Politiche ambientali, finanza, economia. Sponsorizzazioni, preorientamento della percezione positiva del marchio. Ingenti investimenti di tipo comunicazionale spingono a consumare risorse primarie, oltre quelle effimere. Un esempio che caratterizza l’Italia: le acque minerali. Cosa dice a questo proposito?

“Che va benissimo una scelta a favore del ritorno all'utilizzo, per esempio, dell'acqua potabile domestica, quella degli acquedotti cittadini, a patto che questa opzione non sia una specie di cavallo di Troia per poi trovarci di fronte ad una privatizzazione dell'acqua pubblica che ci costringerà a pagare l'acqua del rubinetto più o meno come oggi paghiamo l'acqua minerale! È vero che ci sono state campagne pubblicitarie anche importanti negli ultimi mesi, con posizioni diverse e contrastanti che spingono, ad esempio, all’utilizzo delle acque minerali che sono più vicine, nel segno dei cosiddetti consumi a 'chilometro zero'. Però, detto questo, esiste anche un mercato della distribuzione che è molto efficace nel nostro Paese, per cui c'è sempre un’economia reale con cui bisogna fare i conti. Io su questa questione non sarei affatto manicheo: l'Italia è un Paese che ha ancora molte risorse minerali ottime, perché non usarle? Si può lavorare di più sul contenimento dei consumi e dei costi e miscelare entrambi gli utilizzi, pubblico e privato; ma se poi, come dicevo prima, dovessimo ritrovarci a scegliere l'acqua del rubinetto e a pagarla più cara dell'acqua minerale, di qui a un anno, ci si sentirebbe presi in giro.
Per quanto riguarda la questione della potabilità delle acque del rubinetto, poi, è fondamentale una buona gestione degli acquedotti, con un’attenzione agli impianti idrici, alle pareti delle condutture e così via; cosa che, nel caso dell'acquedotto napoletano, resta insufficiente.
Riassumendo, tutto ciò che ha a che fare con l'ambiente, purtroppo o per fortuna, ha a che fare con tutti: non a caso si dice che le politiche ambientali sono transettoriali e cioè dovrebbero attraversare tutti i settori dell'economia e tutti gli strati della società. È un principio che è passato sul piano scientifico e sul piano politico, le indicazioni dell’Unione Europea vanno da decenni in questa direzione; spesso però il riscontro empirico si rivela negativo.”
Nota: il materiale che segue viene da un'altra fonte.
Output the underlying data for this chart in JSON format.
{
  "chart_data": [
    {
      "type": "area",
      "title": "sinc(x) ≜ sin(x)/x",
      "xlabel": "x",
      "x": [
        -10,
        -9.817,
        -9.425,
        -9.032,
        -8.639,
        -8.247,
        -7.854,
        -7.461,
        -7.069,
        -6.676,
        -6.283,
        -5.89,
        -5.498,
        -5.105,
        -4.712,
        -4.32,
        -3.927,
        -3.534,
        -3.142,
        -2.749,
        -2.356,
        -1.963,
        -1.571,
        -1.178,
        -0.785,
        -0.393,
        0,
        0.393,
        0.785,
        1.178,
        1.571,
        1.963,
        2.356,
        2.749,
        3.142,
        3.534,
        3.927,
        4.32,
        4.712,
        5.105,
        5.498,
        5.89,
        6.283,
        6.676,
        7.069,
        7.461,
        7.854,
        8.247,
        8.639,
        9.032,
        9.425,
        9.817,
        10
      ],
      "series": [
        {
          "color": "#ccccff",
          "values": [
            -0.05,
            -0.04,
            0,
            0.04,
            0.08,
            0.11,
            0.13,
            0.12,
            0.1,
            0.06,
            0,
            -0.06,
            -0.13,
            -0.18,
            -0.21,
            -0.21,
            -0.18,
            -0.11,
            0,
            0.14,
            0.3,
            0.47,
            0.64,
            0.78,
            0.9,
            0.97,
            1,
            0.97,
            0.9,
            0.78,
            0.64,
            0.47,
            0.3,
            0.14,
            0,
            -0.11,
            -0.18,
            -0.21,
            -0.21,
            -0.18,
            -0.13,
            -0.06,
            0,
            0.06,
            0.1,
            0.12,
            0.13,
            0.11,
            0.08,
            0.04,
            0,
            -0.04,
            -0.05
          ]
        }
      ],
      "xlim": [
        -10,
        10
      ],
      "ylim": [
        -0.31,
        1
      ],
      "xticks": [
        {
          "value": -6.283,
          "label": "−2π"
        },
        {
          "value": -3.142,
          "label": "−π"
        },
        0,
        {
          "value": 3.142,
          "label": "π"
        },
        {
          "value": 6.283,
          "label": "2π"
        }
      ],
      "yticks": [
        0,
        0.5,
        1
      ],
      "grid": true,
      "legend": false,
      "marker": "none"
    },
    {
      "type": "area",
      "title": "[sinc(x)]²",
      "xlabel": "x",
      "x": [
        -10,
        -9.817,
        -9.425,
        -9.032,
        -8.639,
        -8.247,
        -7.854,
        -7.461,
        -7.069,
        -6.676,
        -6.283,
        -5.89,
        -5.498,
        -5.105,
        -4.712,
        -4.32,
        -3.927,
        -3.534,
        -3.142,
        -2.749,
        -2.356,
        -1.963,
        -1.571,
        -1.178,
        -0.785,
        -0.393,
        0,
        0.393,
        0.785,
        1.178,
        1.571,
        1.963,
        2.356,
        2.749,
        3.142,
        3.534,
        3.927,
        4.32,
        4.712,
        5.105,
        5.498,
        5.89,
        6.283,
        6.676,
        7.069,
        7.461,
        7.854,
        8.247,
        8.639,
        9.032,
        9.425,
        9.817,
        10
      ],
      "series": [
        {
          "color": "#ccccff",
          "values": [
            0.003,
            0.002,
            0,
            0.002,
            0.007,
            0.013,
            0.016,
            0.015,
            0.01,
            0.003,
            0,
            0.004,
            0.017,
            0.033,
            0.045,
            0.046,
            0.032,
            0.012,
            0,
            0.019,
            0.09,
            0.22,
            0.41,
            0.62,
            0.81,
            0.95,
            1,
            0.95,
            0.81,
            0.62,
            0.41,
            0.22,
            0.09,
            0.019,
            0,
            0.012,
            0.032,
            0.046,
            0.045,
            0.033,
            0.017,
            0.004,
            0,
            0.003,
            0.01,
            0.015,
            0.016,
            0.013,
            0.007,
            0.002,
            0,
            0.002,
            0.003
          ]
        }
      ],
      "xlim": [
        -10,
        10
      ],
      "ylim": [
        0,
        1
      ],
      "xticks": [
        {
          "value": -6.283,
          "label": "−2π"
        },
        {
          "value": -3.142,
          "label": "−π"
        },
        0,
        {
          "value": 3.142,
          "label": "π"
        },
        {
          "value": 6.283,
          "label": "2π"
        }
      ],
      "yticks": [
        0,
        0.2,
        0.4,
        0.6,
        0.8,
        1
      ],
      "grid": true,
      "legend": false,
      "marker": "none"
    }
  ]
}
Un’azione massmediale per salvare il Pianeta?

“Credo che una buona azione possa essere quella di recuperare una storia della questione ambientale e divulgarla con un certo appeal, in una maniera interessante cioè, affinché possiamo periodizzare la questione ambientale in senso storico-cronologico e dunque riconoscerne la 'maturità'; bisognerebbe, insomma, renderla più nota attraverso dei palinsesti che non devono essere necessariamente soltanto televisivi, perché i media sono ormai molteplici: se è vero che la narrazione, lo storytelling funziona tanto di questi tempi, può funzionare bene anche per quanto riguarda l'ambiente. Io però faccio sempre un po' spallucce quando sento dire 'salvare il pianeta', perché penso che ci sono da salvare tante parti del pianeta piuttosto che il pianeta stesso: ci sono molte aree geografiche che subiscono la pressione di emergenze importanti e che purtroppo sono lontane dal salvarsi. Io penserei piuttosto a salvare i territori reali e penserei, a proposito di comunicazione massmediale, a diversificare le azioni di salvataggio, ad accrescere dunque la consapevolezza del problema. Sul piano politico, della politica ufficiale. La Terra ce ne ha ancora di suo per salvarsi, in quanto sistema ecologico; è piuttosto il sistema sociale a essere in sofferenza, credo.”